For me, having the ability to use JS to get user agent stats is great. Also to breakdown both search phrases, and search words will be helpful for our SEO efforts. Being a CGI also makes it extremely easy to setup and customize for a client, should they want more than what their ISP supplies.

seriocomic said on January 15, 2004 11:27 PM

I use Power Phlogger by http://www.phpee.com/ - it’s a free php logging and tracking script that you can host yourself (and track your customer’s sites as well). I had been struggling to find a php replacement for AWS stats until I found it. The amount of detail you can pull from it should satisfy any user.

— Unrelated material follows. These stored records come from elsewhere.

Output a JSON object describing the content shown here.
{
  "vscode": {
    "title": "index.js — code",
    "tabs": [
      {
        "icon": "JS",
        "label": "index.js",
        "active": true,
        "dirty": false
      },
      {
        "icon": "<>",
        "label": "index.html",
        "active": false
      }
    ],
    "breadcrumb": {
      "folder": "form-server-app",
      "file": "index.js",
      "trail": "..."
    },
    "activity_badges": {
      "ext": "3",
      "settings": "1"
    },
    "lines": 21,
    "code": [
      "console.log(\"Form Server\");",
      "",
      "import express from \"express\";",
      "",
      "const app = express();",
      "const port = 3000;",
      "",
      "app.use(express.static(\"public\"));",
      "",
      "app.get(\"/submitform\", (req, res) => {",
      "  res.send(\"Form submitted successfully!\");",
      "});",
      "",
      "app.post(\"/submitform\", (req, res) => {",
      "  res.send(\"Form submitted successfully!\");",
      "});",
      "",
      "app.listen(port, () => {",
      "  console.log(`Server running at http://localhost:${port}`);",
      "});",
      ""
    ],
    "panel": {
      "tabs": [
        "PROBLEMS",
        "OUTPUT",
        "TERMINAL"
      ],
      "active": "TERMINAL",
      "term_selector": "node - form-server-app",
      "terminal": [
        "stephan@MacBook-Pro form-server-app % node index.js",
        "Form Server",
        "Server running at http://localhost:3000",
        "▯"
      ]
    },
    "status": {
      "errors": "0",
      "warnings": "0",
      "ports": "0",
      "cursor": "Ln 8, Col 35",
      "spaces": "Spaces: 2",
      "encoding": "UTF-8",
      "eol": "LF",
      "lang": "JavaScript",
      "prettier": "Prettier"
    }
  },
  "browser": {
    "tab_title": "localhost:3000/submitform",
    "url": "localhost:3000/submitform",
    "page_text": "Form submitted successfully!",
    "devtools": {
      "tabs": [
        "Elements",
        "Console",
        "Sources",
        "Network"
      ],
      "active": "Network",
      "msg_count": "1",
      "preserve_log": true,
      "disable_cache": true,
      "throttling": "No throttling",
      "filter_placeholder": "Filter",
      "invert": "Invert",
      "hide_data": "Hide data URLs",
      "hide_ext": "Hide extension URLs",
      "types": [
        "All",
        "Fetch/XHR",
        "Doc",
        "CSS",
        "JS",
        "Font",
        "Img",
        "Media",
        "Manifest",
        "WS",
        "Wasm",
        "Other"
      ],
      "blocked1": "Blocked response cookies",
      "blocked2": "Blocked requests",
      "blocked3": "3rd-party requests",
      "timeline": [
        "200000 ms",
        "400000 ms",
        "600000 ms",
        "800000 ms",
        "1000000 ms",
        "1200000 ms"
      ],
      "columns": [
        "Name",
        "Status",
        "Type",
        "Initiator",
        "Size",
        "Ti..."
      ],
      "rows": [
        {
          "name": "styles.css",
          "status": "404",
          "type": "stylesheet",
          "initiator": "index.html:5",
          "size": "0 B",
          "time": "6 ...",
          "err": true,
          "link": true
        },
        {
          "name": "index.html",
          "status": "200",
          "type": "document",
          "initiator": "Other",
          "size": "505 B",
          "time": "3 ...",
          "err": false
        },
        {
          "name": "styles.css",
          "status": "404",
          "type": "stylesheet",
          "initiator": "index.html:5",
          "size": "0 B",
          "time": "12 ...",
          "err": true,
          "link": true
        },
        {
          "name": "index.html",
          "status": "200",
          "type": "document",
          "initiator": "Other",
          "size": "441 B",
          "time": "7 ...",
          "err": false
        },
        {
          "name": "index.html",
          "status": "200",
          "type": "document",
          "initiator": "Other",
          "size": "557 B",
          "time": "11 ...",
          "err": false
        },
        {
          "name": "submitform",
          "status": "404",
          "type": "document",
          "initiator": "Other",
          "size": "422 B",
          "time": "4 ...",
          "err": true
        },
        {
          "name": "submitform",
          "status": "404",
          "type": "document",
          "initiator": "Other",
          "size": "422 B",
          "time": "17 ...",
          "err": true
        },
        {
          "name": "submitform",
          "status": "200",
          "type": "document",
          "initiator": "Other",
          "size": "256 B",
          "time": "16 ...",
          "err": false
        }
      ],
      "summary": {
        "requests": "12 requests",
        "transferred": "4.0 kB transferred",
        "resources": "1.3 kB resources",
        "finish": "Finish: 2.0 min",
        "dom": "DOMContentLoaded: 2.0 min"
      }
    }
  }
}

Tyrone said on January 16, 2004 11:36 PM

It seems that everyone here is using a log analyzer script actually installed on the webserver. I’ve tried using these but they seem to be too server intensive. Simply changing a include/exclude filter will force the entire cache (assuming there is one) to be refreshed.

I eventually settled on doing log analysis the old fashioned way; having Apache daily rotate and gzip log files (format access_log_YYYY_MM_DD.gz) at midnight and using a PC based log analyzer to do the dirty work. BTW, I use http://www.weblogexpert.com because, unlike webtrends, it doesn’t require you to decompress the log files onto your hard drive.

BTW, I wonder how many of you go through lengths to exclude any illegitimate traffic: search engines, offline browsers, your own IP address (assuming it’s dedicated, like cable/dsl), test folders/directories, code red worm virus calls, etc.

Sometimes I like to remove all exclusion filters so I can live in a temporary delusionary state of denial regarding my traffic stats.